Skoro już przywołaliśmy sierpniowy mecz w Świnoujściu, to przypomnijmy, że zwycięstwo naszej drużyny było wyraźne. Tym razem, wbrew niezbyt dobremu zwyczajowi, przeciwnik nie strzelił bramki pierwszy. Już w 10 minucie, po wolnym Damiana Staniszewskiego, z podwójnej dobitki prowadzenie dla nas zdobył Michał Stasiak, a tuż przed przerwą Maciej Kraśnicki podwyższył na 2-0. W 57 minucie ponownie Stasiak, ale tym razem bezpośrednio z wolnego, podwyższył na 3-0 a honorowego gola dla Vinety zdobył z karnego Kamil Wiśniewski. Zwycięstwo to bardzo nas ucieszyło, bowiem dało bardzo dobrą pozycję na starcie i było pierwszą wygraną nowej Floty z Vinetą. W 2017 roku spotkaliśmy się w Pucharze Polski i wówczas wygrała Vineta 5-1, a w sparingu w 2016 było nawet 0-8! To jednak już przeszłość, Flota przez te lata zrobiła olbrzymie postępy i teraz to ona przewodzi w IV lidze.

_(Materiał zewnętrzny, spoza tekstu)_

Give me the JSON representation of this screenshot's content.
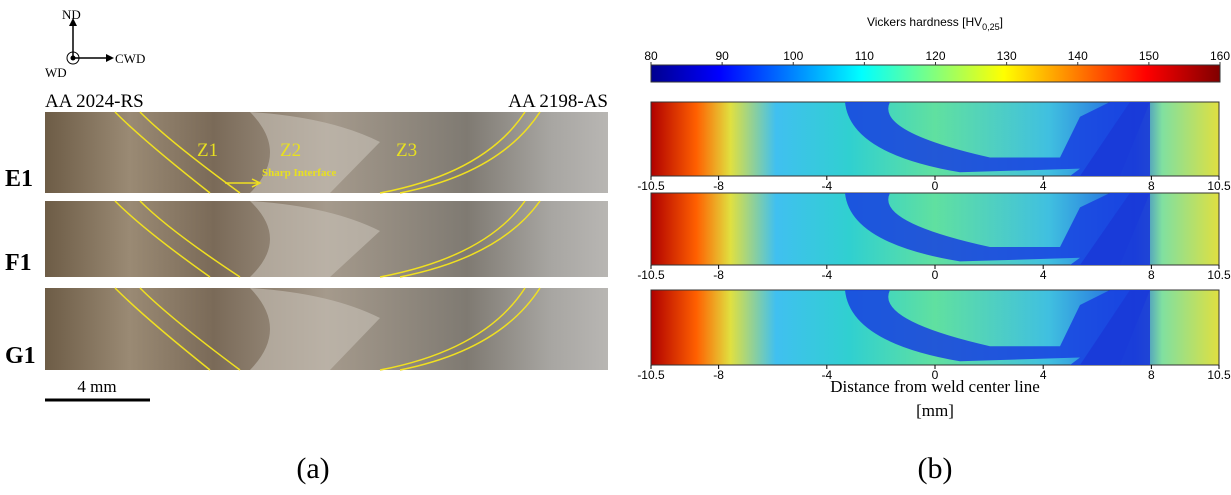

Oddzielna sprawa to pojedynek snajperów. Co prawda na liście strzelców prowadzi Wiktor Sawicki z Darłovii, który zdobył jesienią 22 bramki, ale wśród czwórki walczących na razie o II miejsce z 18 bramkami są Damian Staniszewski z Floty i Kamil Wiśniewski z Vinety (poza nimi Mateusz Górny z MKP Szczecinek i Michał Jarząbek z Iny Goleniów). To jeszcze nie wszystko, następnym zawodnikiem na liście jest Paweł Iskra (15 bramek).
A jak wyglądają defensywy tych drużyn? Najlepiej w IV lidze! Tylko te 2 kluby straciły jesienią mniej niż 20 bramek (Flota 16, Vineta 19).
Czy trzeba lepszej rekomendacji tego meczu? Zepsuć go może chyba tylko pogoda. Póki co jednak portale pogodowe zapowiadają 6-8 stopni C, bez opadów. Powinno więc wystarczyć ciepło się ubrać, parasol można wziąć na wszelki wypadek, choć raczej nie powinien być potrzebny.
A zatem jedźmy! Dodajmy jeszcze, że w zespole rywala odbyło się wczoraj walne zebranie sprawozdawczo-wyborcze na którym wybrano nowy zarząd, w tym prezesa. Został nim aktualny trener Przemysław Tomków, a drugi – Dawid Jeż – został sekretarzem. Dotychczasowy prezes Jacek Kowalczyk zostaje w klubie i obiecuje wszechstronną pomoc. Otrzymał nominację na prezesa honorowego. Gratulujemy.